La progressione della ricerca esiste sulla considerazione del ragionamento che sembra più solido, nel giudicare vero ciò che concorda con tale ragionamento.

Le cose vagliate nel ragionamento non devono essere considerate immagini più di quelle ricercate nelle sensazioni.

Il ragionamento si alimenta nell'esistenza degli Enti in sé e, da qui, indaga la causa dell'immortalità dell'anima.

L'esistenza di cose denominate in un dato modo, in base al riscontro di date caratteristiche, dipende esclusivamente dalla partecipazione di tali cose all'ente di cui sono propri specificamente nome e caratteri, sensibilmente riscontrabili nelle cose.

Un oggetto bello esiste perché partecipa dell'Idea di bello, cioè della Bellezza in sé.

A ragione di ciò, le varie cause addotte naturalisticamente non trovano motivo di comprensione nel filosofo.

La caratterizzazione di ogni cosa è tale per partecipazione alla peculiare essenza di ciascuna Realtà.

Il ragionamento può produrre pensiero e discorso dopo l'esaurimento dell'analisi di tutte le possibili conseguenze da esso derivabili per vagliarne il reciproco accordo o la contraddizione; di qui, nell'esposizione, sarà necessario porre il prodotto del ragionamentodeducendo da questo l'argomentazione, evitando, in tal modo, di confondere il principio con le conseguenze derivate, nella possibilità di coglimento dell'Essenza.
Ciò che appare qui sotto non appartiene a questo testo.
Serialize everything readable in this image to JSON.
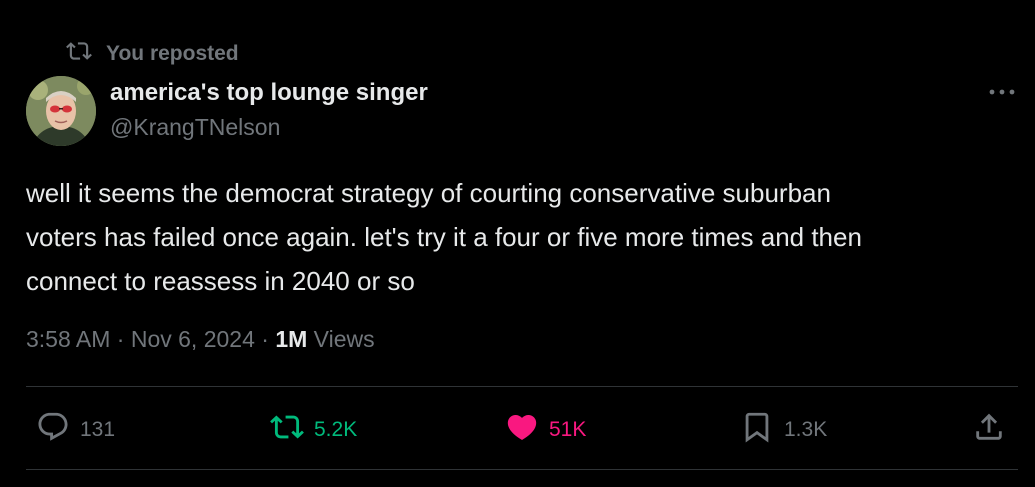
{
  "repost_banner": {
    "text": "You reposted",
    "icon": "repost-icon"
  },
  "author": {
    "name": "america's top lounge singer",
    "handle": "@KrangTNelson",
    "avatar": "profile-photo"
  },
  "more_icon": "more-horizontal-icon",
  "tweet": {
    "lines": [
      "well it seems the democrat strategy of courting conservative suburban",
      "voters has failed once again. let's try it a four or five more times and then",
      "connect to reassess in 2040 or so"
    ]
  },
  "meta": {
    "time": "3:58 AM",
    "separator": "·",
    "date": "Nov 6, 2024",
    "views_count": "1M",
    "views_label": "Views"
  },
  "actions": {
    "reply": {
      "count": "131",
      "icon": "reply-icon"
    },
    "repost": {
      "count": "5.2K",
      "icon": "repost-icon"
    },
    "like": {
      "count": "51K",
      "icon": "heart-icon"
    },
    "bookmark": {
      "count": "1.3K",
      "icon": "bookmark-icon"
    },
    "share": {
      "icon": "share-icon"
    }
  },
  "colors": {
    "background": "#000000",
    "text": "#e7e9ea",
    "muted": "#71767b",
    "repost": "#00ba7c",
    "like": "#f91880",
    "divider": "#2f3336"
  }
}
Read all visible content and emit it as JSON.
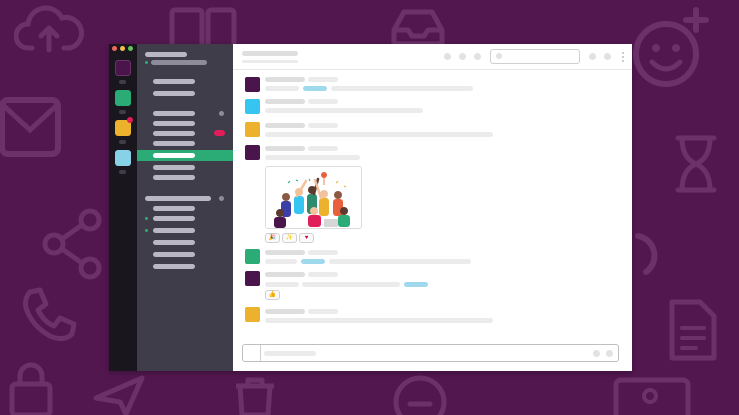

Posta l'esistenza delle Idee e la partecipazione delle cose alle Idee, dalle quali le cose stesse traggono in nome, è necessario constatare che un'Idea in sé non possa accogliere il proprio contrario, ma che lo fugga, o, perisca, ma che non possa, accogliendo il contrario, divenire altro da ciò che è.

 

Ora il ragionamento non verte sulla reciproca generazione di cosa contraria in cosa contraria, ma sull'impossibilità che il contrario in sé possa, modificandosi, accogliere altro rispetto a se medesimo; l'Idea in sé si mantiene perennemente uguale a se stessa; ciò si verifica anche per la cosa che, partecipando dell'Idea, ne ha la forma; i contrari in sé non si possono accogliere reciprocamente, come, d'altra parte, non lo possono fare le cose che, pur non essendo tra loro contrarie, hanno in sé i contrari, non potendo accogliere, cioè, l'idea contraria a quella che è in esse; quindi, giungendo tale Idea contraria o periscono o si allontanano.